Invitations to offer
Where a federal department or agency issues an Invitation to Offer, all potential landlords responding to the Invitation must be eligible for a lease award under the Ineligibility and Suspension Policy. In the event that a lease is awarded to a landlord but the Minister then determines that the Offeror made a false declaration, once a notice period has followed, the government will have the right to terminate the Lease for default.
As in the case of landlords negotiating leases with federal governmental bodies, Offerors (including those bidding as joint ventures) must provide a complete list of names of all individuals who are currently directors of the Offeror. This is a mandatory requirement and failure to fulfil it will render an Offer non-responsive. Offerors also have the same continuing responsibility to inform the government of any change affecting the list of names of directors, and to ensure that any contracts with first-tier subcontractors include integrity provisions “similar” to the Provisions imposed in the lease.

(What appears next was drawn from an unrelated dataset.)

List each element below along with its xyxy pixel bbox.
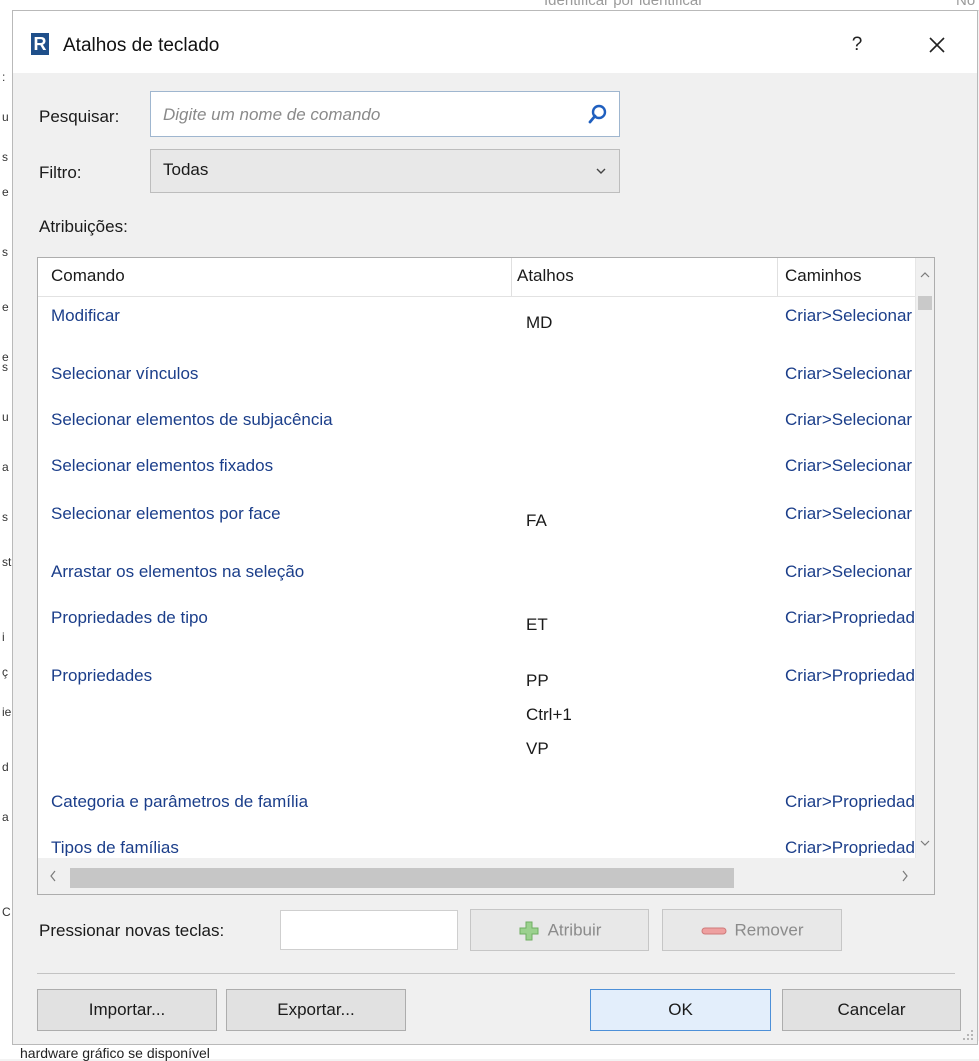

Otherwise, the Offeror is burdened by the same obligation to certify that neither it nor its Affiliates have been convicted or pled guilty to any of the enumerated offences within the relevant time periods. Where an Offeror makes a false declaration or has provided false or misleading information under the Provisions, they will be deemed ineligible to be awarded real property agreements and contracts for a period of 10 years, though this period may be abridged to five years at the Minister’s discretion if the Offeror enters into an Administrative Agreement.
Moreover, if an Offeror is charged with certain of the listed offences and is involved in pending criminal proceedings related thereto, then the Minister may suspend the Offeror from being awarded real property agreements and contracts for up to 18 months (subject to renewal).
 Except leases that contain an option to purchase.
 Note: the regime also applies to construction contracts and goods and services contracts.
 There is also a Public Interest Exemption which can apply where it is necessary for the public interest for the government to do business with an otherwise ineligible Supplier. This exemption will be applied on a case-by-case basis and requires an additional administrative agreement between the Supplier and PWGSC.
 Including but not limited to parents and subsidiaries, as well as individuals, directors, officers and key employees, if (i) one controls or has the power to control the other; or (ii) a third party has the power to control both (see the Provisions for the full definition). Note that “control” is also defined in the Provisions.
 Offerors bidding as sole proprietorships or as joint ventures must provide the names of the owners. Offerors bidding as societies, firms or partnerships do not need to provide a list of names.
 There is also a Public Interest Exception in this version of the Provisions, with slightly different requirements.